Flowers had but four points. He added five rebounds. He chipped in an assist, a steal and a blocked shot.
It wasn’t eye-popping numbers, but what he did was provide a certain energy in the second half that carried the Mountaineers, a defensive presence that allowed West Virginia to turn every effort Washington made at mounting a comeback into another disaster.
And, in a way, he was building on yet what another overlooked player delivered.
That player would be the Turkish freshman, Deniz Kilicli, seldom used this year but needed terribly toward the end of a first half of basketball that was so un-West Virginia that it is best not talked about.
“It was a struggle; I’m not going to lie to you,” Butler would say, referring to how the team had to adjust to playing without Truck Bryant, its wounded point guard. “I hate having to bring the ball up. We did a poor job of taking care of the ball.”
Unable to take care of the ball, they also were unable to force their will on the Huskies, playing something less than a physical half until Huggins summoned Kilicli from the end of the bench.

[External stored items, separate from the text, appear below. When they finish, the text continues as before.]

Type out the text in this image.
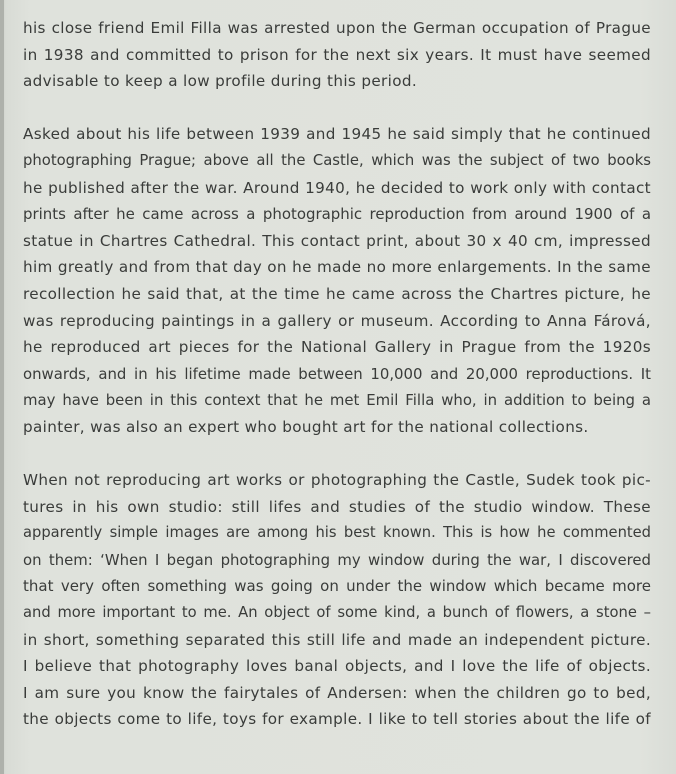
his close friend Emil Filla was arrested upon the German occupation of Prague
in 1938 and committed to prison for the next six years. It must have seemed
advisable to keep a low profile during this period.
Asked about his life between 1939 and 1945 he said simply that he continued
photographing Prague; above all the Castle, which was the subject of two books
he published after the war. Around 1940, he decided to work only with contact
prints after he came across a photographic reproduction from around 1900 of a
statue in Chartres Cathedral. This contact print, about 30 x 40 cm, impressed
him greatly and from that day on he made no more enlargements. In the same
recollection he said that, at the time he came across the Chartres picture, he
was reproducing paintings in a gallery or museum. According to Anna Fárová,
he reproduced art pieces for the National Gallery in Prague from the 1920s
onwards, and in his lifetime made between 10,000 and 20,000 reproductions. It
may have been in this context that he met Emil Filla who, in addition to being a
painter, was also an expert who bought art for the national collections.
When not reproducing art works or photographing the Castle, Sudek took pic-
tures in his own studio: still lifes and studies of the studio window. These
apparently simple images are among his best known. This is how he commented
on them: ‘When I began photographing my window during the war, I discovered
that very often something was going on under the window which became more
and more important to me. An object of some kind, a bunch of flowers, a stone –
in short, something separated this still life and made an independent picture.
I believe that photography loves banal objects, and I love the life of objects.
I am sure you know the fairytales of Andersen: when the children go to bed,
the objects come to life, toys for example. I like to tell stories about the life of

“Deniz got six points in five minutes. He probably could
have scored a couple more if we’d thrown him the ball when he was open. We were struggling to score, and that’s one thing Deniz can do.”
In this case, it was one thing Kilicli had to do. See, he came into the game and, well, let’s allow him to explain it.
“I came in the game and got confused on defense and I just chased a guy and he got by me and scored,” Kilicli explained.
It was an easy basket, the kind that drives Huggins crazy.
Kilicli glanced the coach’s way, hoping he wasn’t yet getting someone ready to come in.
“That’s how it is if you are a freshman. You mess up once, you sit for three games,” he said.
But Huggins was looking for a spark, for a scorer, for someone to push someone around, and at 6-9 and 260 pounds, Kilicli is just the man to do it.
“He knew he better do something,” Huggins said. “He knew if he didn’t he wasn’t going to last very long. He gave us a huge boost.”
He banged bodies, crashed the boards, put up shots, missed them, went up and got the rebound and put them up again.
“The big guy was their weakest guy, so I did what I could do,” Kilicli said.
“That was the strongest he played this year,” guard Joe Mazzulla said.
What he did was light the wick to the stick of dynamite that is the 2009-10 Mountaineers, a team that is dangerous when lit.
“He brought it,” the game’s hidden MVP, Flowers, said. “He’s a scoring machine.”
“He was the spark and we ran with it,” Butler said.
Kilicli never left the bench after that.
Didn’t have to.
Butler, Jones and Ebanks outscored Washington alone in the second half. The Mountaineers mauled the Huskies on the boards after the intermission and turned the game into their kind of game, a game where bodies fly, and it went back to Kilicli and Flowers.
And so now it’s on to the Elite Eight, one game to the Final Four, a battle against a Kentucky team that the numbers say should beat the Mountaineers.
But as Mark Twain used to say, “You have lies, damned lies and statistics.”
Now we all know who Mark Twain is, right?